When the responses were tallied, the school did not have the parental consensus for a prom. I was not surprised but I was deeply disappointed, which was compounded when I learned that our white classmates did have a prom, offsite, and did go on a trip, just without us. Even 50-plus years later the feeling of marginalization, disrespect and rejection still stings. I felt let down and it was an emotionally traumatic reminder of the Catholic schools and the community’s failure to practice as God’s words taught.
The senior class of 1967 was the first and last integrated class to graduate from St. Anthony as the school closed the summer after I graduated. The reason given was the lack of financial support. But I wonder, even today, if that was just a veiled excuse to close the school because it was becoming “less white.”
I just want to note that a friendship still flourishes with one of my white classmates from those days. Once while reminiscing, we realized that we both shared the same racially-motivated but innocent anxiety of those early days, simply wondering what the girls of the other race would be like. She shared that they had been “briefed” that “we” were coming and that even though we were “different” we were all God’s children. In truth, the beauty of real friendship transcends race; yet the hypocrisy of the parents and school’s leaders stings even today because what was taught as Catholic doctrine was not practiced.

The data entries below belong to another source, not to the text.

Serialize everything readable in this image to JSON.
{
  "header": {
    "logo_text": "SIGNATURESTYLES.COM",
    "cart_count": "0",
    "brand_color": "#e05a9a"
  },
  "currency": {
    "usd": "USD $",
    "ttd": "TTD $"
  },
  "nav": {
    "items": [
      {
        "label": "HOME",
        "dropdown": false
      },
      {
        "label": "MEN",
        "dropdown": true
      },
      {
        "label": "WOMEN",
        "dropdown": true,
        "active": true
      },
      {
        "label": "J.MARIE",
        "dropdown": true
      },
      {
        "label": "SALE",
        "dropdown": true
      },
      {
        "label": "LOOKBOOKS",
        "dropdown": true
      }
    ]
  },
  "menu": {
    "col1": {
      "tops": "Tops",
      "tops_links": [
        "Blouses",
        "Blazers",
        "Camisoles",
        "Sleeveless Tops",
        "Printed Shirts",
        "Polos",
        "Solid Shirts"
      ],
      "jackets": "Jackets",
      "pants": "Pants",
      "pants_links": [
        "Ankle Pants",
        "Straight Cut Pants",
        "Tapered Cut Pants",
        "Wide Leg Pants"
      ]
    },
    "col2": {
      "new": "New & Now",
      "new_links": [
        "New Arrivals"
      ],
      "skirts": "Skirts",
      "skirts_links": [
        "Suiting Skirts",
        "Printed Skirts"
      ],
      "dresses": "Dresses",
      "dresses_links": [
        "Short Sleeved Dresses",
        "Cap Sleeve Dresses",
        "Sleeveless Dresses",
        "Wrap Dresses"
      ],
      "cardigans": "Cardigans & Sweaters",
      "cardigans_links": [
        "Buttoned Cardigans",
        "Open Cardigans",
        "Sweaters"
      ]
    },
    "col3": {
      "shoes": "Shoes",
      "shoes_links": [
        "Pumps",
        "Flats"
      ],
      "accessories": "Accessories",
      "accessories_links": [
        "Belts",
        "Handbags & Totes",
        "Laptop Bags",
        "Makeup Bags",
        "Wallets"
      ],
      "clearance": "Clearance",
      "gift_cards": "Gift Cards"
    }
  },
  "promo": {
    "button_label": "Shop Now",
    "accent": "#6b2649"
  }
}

Racism is not a trait that someone is born with; it is a behavior of dominance and disrespect transmitted by the one practicing it, and then adopted by others who observe it. Unfortunately, racism still exists in many who practice Catholic rituals but don’t live as Christ taught us to live, and by those who expound equality under the law but don’t practice it.
Racism and intolerance will only be vanquished when those who perpetrate it acknowledge their role in its existence and vow to extinguish it through true dialogue and commitment to change.
“I tell you the truth, when you did it to one of the least of these my brothers and sisters, you were doing it to me” (Mt.25;40).
CARTER has a MPA from Rutgers University in Newark, New Jersey and is a retired program manager from Montclair State University in Montclair.